Duplicating spider silk has been a long-standing goal of the fiber industry, and NRDEC has been a leader in the effort since at least the 1960s. The reason for the industry’s interest and for NRDEC’s long-running commitment is that research has shown that fiber toughness is integral to the development of better-performing ballistic protective clothing. NRDEC’s Survivability Directorate has contributed to that body of research, proving over the years that to be effective, the materials used in ballistic protective clothing must be high in strength, high in modulus (a mathematical term that in this case refers to the stiffness of a fiber), and high in elongation to the breaking point. In other words, these materials must be very tough. The Army’s current ballistic protective vest is made of 13 layers of Kevlar®, but NRDEC researchers continue to investigate the performance of other weaves of Kevlar® and additional high-performance fibers like ultrahigh molecular weight polyethylene, liquid crystal polymers, and other aramid-based fibers.
Spider silk, perhaps to the surprise of people outside of the industry, is three times tougher than Kevlar®. Its superior ability to elongate allows it to absorb more energy in breaking and, theoretically, slow down a projectile more effectively. If it could be incorporated into the Army’s protective clothing, it could provide a better barrier to fragmentation. But as a team of researchers from NRDEC’s Science and Technology Directorate knows, until the availability of spider silk is increased, that kind of implementation is still far down the road.
It is not practical to harvest silk from live spiders. According to researchers, arachnids are too territorial and cannibalistic to raise in captivity the way that silkworms are. So the goal of scientists is to mimic the spider silk protein, to move production of that protein out of the spider and into a bacterial agent that can reproduce it in quantity.
Researchers from the Science and Technology Directorate are now well on the way to realizing that goal. In a major breakthrough, they were able to clone the gene to make spider silk from the spider N. clavipes, popularly known as the golden orb weaver. They also made synthetic genes to mimic the spider dragline silk. Once those genes were isolated, researchers inserted them into the DNA of E. coli bacteria, which were then induced to replicate them. Small quantities of recombinant spider silks were produced in a fermenter without the spider present. Fibers have been spun from these materials, and several patent applications on the technology are in the works.

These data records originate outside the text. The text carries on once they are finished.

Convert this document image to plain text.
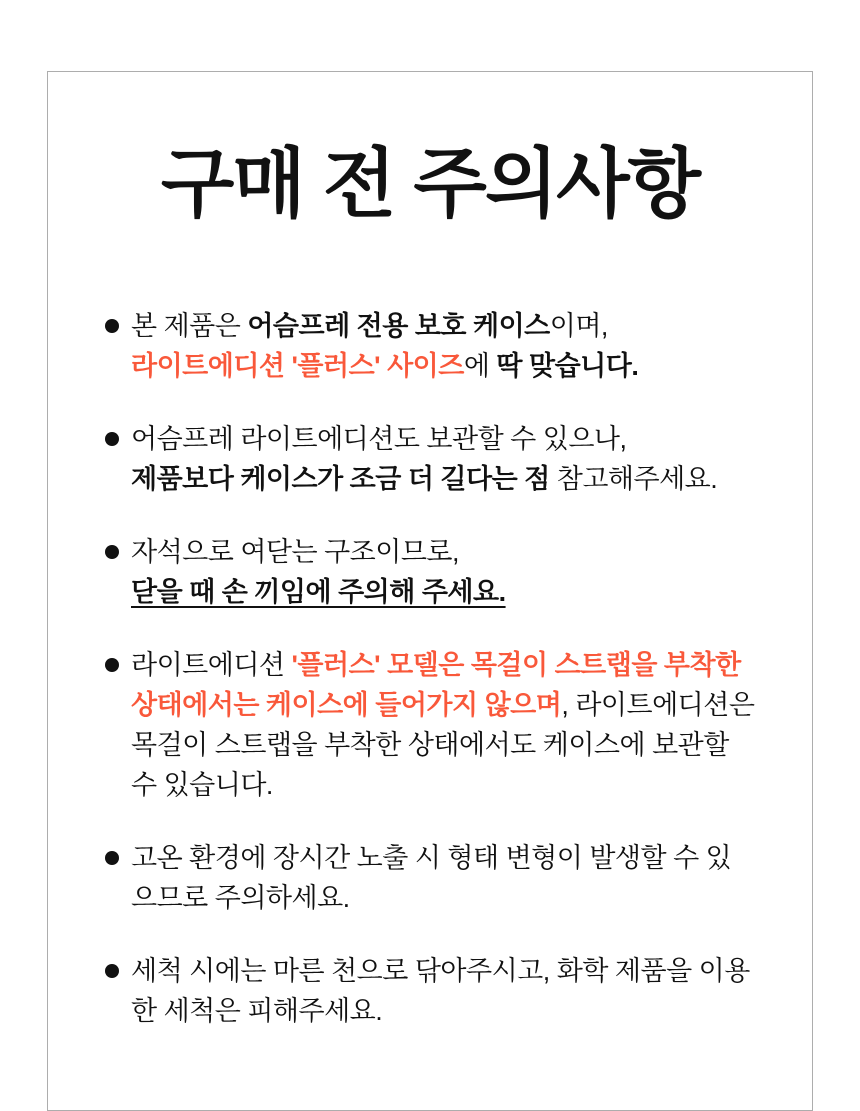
구매 전 주의사항
본 제품은 어슴프레 전용 보호 케이스이며,
라이트에디션 '플러스' 사이즈에 딱 맞습니다.
어슴프레 라이트에디션도 보관할 수 있으나,
제품보다 케이스가 조금 더 길다는 점 참고해주세요.
자석으로 여닫는 구조이므로,
닫을 때 손 끼임에 주의해 주세요.
라이트에디션 '플러스' 모델은 목걸이 스트랩을 부착한
상태에서는 케이스에 들어가지 않으며, 라이트에디션은
목걸이 스트랩을 부착한 상태에서도 케이스에 보관할
수 있습니다.
고온 환경에 장시간 노출 시 형태 변형이 발생할 수 있
으므로 주의하세요.
세척 시에는 마른 천으로 닦아주시고, 화학 제품을 이용
한 세척은 피해주세요.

The production of recombinant spider silk and the spinning of silk fibers is an important accomplishment, but NRDEC researchers say that major challenges remain before the worth of the fibers as a ballistic protective material can be proven. Chief among these is the need to ascertain how the bacteria can be coaxed into producing larger quantities of silk. The spider silk protein is uncommonly difficult to work with, both for humans and for the normally prolific E. coli, and spiders, it seems, aren’t giving away any of their secrets.
According to NRDEC researchers, the very properties that make the spider silk protein so potentially valuable in ballistic protection are the ones the make it exceedingly difficult to process. The protein is hard to manipulate and hard to maintain in solution, they say, because it has a tendency to precipitate and is not soluble in many substances. Most synthetic polymers, including nylon and rayon, which were developed as synthetic analogs to silk, are much easier to manipulate in solution or by melting. In fact, researchers say, the entire mechanism of natural spider silk production is very sophisticated, far more so than any synthetic fiber-making process.
Spider silk has captured the interest of researchers at a host of corporations and universities, including DuPont, Hoechst-Celanese, Cornell, and Oxford. Recently, NRDEC signed a Cooperative Research and Development Agreement (CRADA) with Agricola as part of a joint effort to develop technology to produce recombinant spider silk fibers in quantity. The agreement will provide the basis for a scale-up leading to potential commercial production. CRADAs are designed to stimulate the use of federally funded technology developments. They were made possible by Congress’s enactment of the Federal Technology Transfer Act of 1986. The act makes the development resources of federal laboratories available to private industry and to state and local governments.
In addition to its potential value in helping the Army develop superior ballistic vests and helmets, spider silk could take on a number of other military applications as well, including a potential role as a building block of parachutes and parachute cords. Commercially, spider silk could have a vast market. It could potentially be used as tire cord or cables and in a variety of biomedical settings, including the formulation of sutures and artificial tendons.